Aim 3. To study the role of soluble mediators in tolerogenic action of CD11c+CD11b+ DCs. It is not clear whether it is cell-cell contact between tolerogenic CD11c+CD11b+ DCs and antigen-specific T cells or soluble mediators produced by DCs that mediate tolerance. We hypothesize that tolerogenic DCs act both by cell-cell contact and by secretion of soluble factors to induce tolerance. These studies should result in a better understanding of the role of dendritic cells in i.v. tolerance, and provide an insight into their potential use as a therapy for human autoimmune diseases.
Intravenous injection (i.v.) of soluble proteins can induce antigen-specific tolerance, a phenomenon termed "i.v. tolerance." In experimental autoimmune encephalomyelitis (EAE), which is an animal model of human multiple sclerosis, i.v. tolerance effectively prevents disease.
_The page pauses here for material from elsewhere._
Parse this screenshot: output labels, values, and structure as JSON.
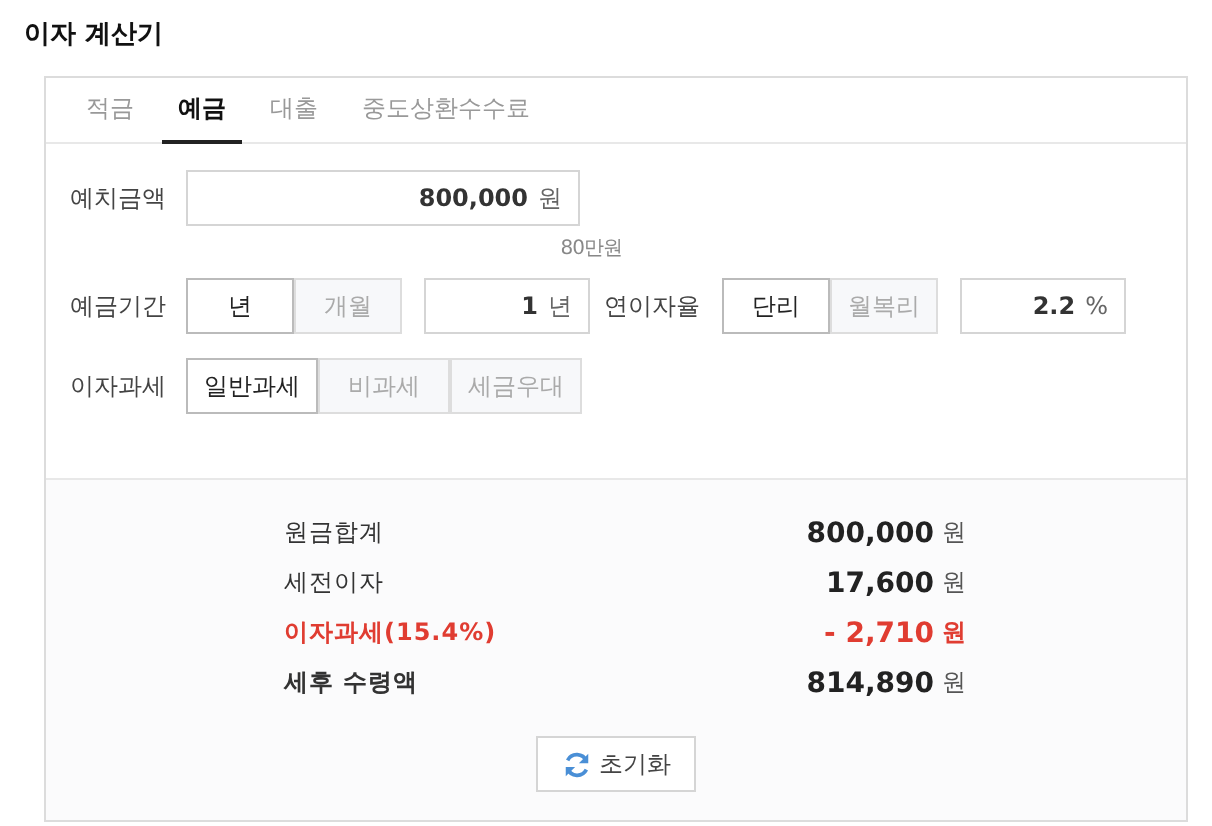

The exact mechanisms underlying i.v. tolerance suppression of disease are not well understood. Dendritic cells (DCs) are immune cells that play a crucial role in regulation of immune responses. We showed that induction of i.v. tolerance induces a particular type of DC and that transfer of these DCs into mice with ongoing EAE rapidly suppresses disease. Our results suggest that these DCs play a crucial role in i.v. tolerance. We propose to investigate mechanisms underlying generation of DCs in i.v. tolerance, and in which way(s) they suppress disease. These studies should result in a better understanding of the role of dendritic cells in i.v. tolerance, and provide an insight into their potential use as a therapy for human autoimmune diseases.